Düren deckt massiven Kindergeldbetrug auf – und holt 16.000 Euro zurück
Dimitri EigenwilligDüren deckt massiven Kindergeldbetrug auf – und holt 16.000 Euro zurück
Düren geht als eine der ersten Städte Deutschlands gegen Kindergeldbetrug vor – mit einem neuen Pilotprojekt. Das Vorhaben "MISSIMO" bündelt die Kräfte von Kommunalbehörden, Polizei und Jobcentern, um Familien aufzuspüren, die zu Unrecht Kindergeld beziehen. Bereits jetzt wurden Fälle aufgedeckt, in denen Kinder nicht an ihrer gemeldeten Adresse lebten – mit der Folge von Steuerermittlungsverfahren wegen Hinterziehung.
Im Fokus stehen Haushalte, die weiterhin Kindergeld erhalten, obwohl sie keinen Anspruch mehr darauf haben. Dazu zählen etwa Familien, deren Kinder sich länger als sechs Monate im Ausland aufhalten, oder Haushalte, die ins Ausland verzogen sind. Die Ermittler prüfen Schulunterlagen, Arztbesuche und Meldebestätigungen, um den Aufenthaltsort der Kinder zu verifizieren.
In der ersten Phase wurden 13 Fälle mit 32 betroffenen Kindern identifiziert. Diese Familien hatten Leistungen für Kinder bezogen, die nicht an der angegebenen Adresse lebten. Als Konsequenz muss ein Haushalt nun rund 16.000 Euro zurückzahlen, während weitere Zahlungen im sechsstelligen Bereich gestoppt wurden. Sämtliche Fälle werden mittlerweile wegen Steuerhinterziehung strafrechtlich verfolgt.

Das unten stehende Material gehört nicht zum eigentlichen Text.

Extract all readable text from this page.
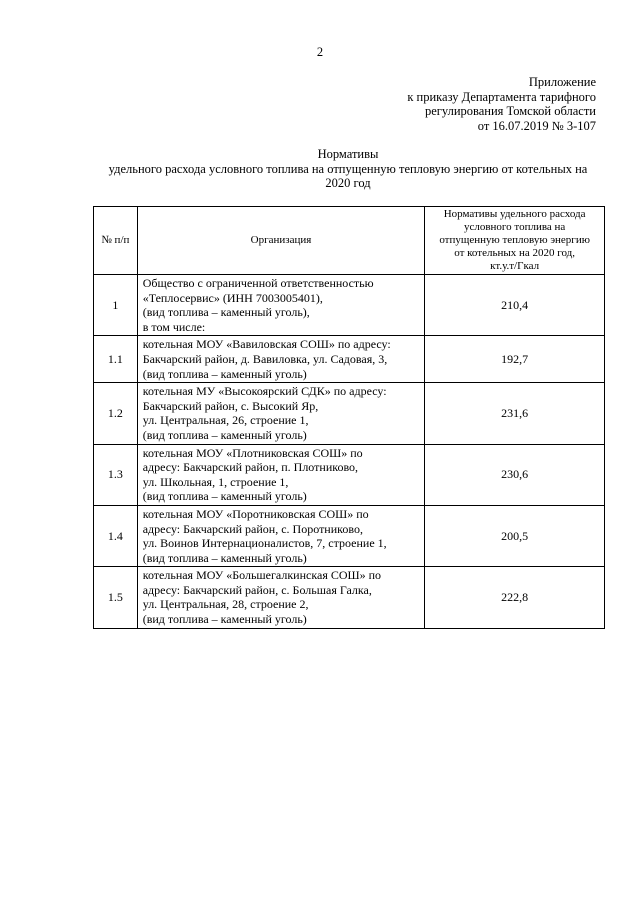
2
Приложение
к приказу Департамента тарифного
регулирования Томской области
от 16.07.2019 № 3-107
Нормативы
удельного расхода условного топлива на отпущенную тепловую энергию от котельных на
2020 год
№ п/п	Организация	Нормативы удельного расхода
условного топлива на
отпущенную тепловую энергию
от котельных на 2020 год,
кт.у.т/Гкал

1	Общество с ограниченной ответственностью
«Теплосервис» (ИНН 7003005401),
(вид топлива – каменный уголь),
в том числе:	210,4
1.1	котельная МОУ «Вавиловская СОШ» по адресу:
Бакчарский район, д. Вавиловка, ул. Садовая, 3,
(вид топлива – каменный уголь)	192,7
1.2	котельная МУ «Высокоярский СДК» по адресу:
Бакчарский район, с. Высокий Яр,
ул. Центральная, 26, строение 1,
(вид топлива – каменный уголь)	231,6
1.3	котельная МОУ «Плотниковская СОШ» по
адресу: Бакчарский район, п. Плотниково,
ул. Школьная, 1, строение 1,
(вид топлива – каменный уголь)	230,6
1.4	котельная МОУ «Поротниковская СОШ» по
адресу: Бакчарский район, с. Поротниково,
ул. Воинов Интернационалистов, 7, строение 1,
(вид топлива – каменный уголь)	200,5
1.5	котельная МОУ «Большегалкинская СОШ» по
адресу: Бакчарский район, с. Большая Галка,
ул. Центральная, 28, строение 2,
(вид топлива – каменный уголь)	222,8
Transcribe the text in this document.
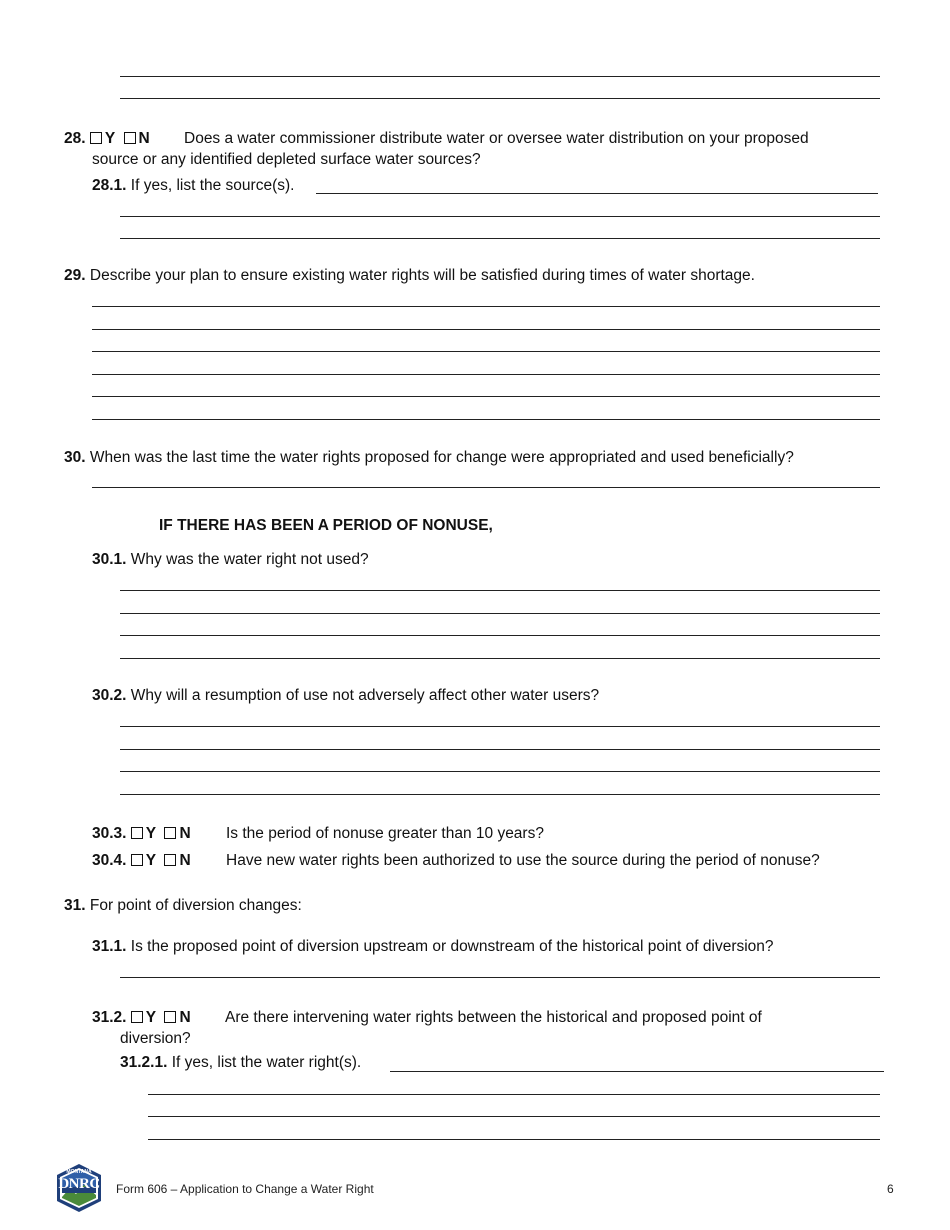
28. Y N Does a water commissioner distribute water or oversee water distribution on your proposed
source or any identified depleted surface water sources?
28.1. If yes, list the source(s).
29. Describe your plan to ensure existing water rights will be satisfied during times of water shortage.
30. When was the last time the water rights proposed for change were appropriated and used beneficially?
IF THERE HAS BEEN A PERIOD OF NONUSE,
30.1. Why was the water right not used?
30.2. Why will a resumption of use not adversely affect other water users?
30.3. Y N Is the period of nonuse greater than 10 years?
30.4. Y N Have new water rights been authorized to use the source during the period of nonuse?
31. For point of diversion changes:
31.1. Is the proposed point of diversion upstream or downstream of the historical point of diversion?
31.2. Y N Are there intervening water rights between the historical and proposed point of
diversion?
31.2.1. If yes, list the water right(s).
MONTANA
DNRC	Form 606 – Application to Change a Water Right	6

Bis Anfang 2026 sollen zwölf weitere Kommunen in Nordrhein-Westfalen dem Projekt beitreten. Auch größere Städte wie Köln und der Rhein-Sieg-Kreis haben bereits ähnliche Initiativen gestartet – teilweise unter Einsatz von KI, um Anträge effizienter zu überprüfen.
Das "MISSIMO"-Projekt hat bereits betrügerische Zahlungen gestoppt und Rückforderungen ausgelöst. Mit der Ausweitung des Systems erwarten die Behörden, weitere Gelder zurückzuholen und Fehlleistungen zu reduzieren. Der betrügerische Bezug von Kindergeld bleibt in Deutschland eine Straftat und wird als Steuerhinterziehung geahndet.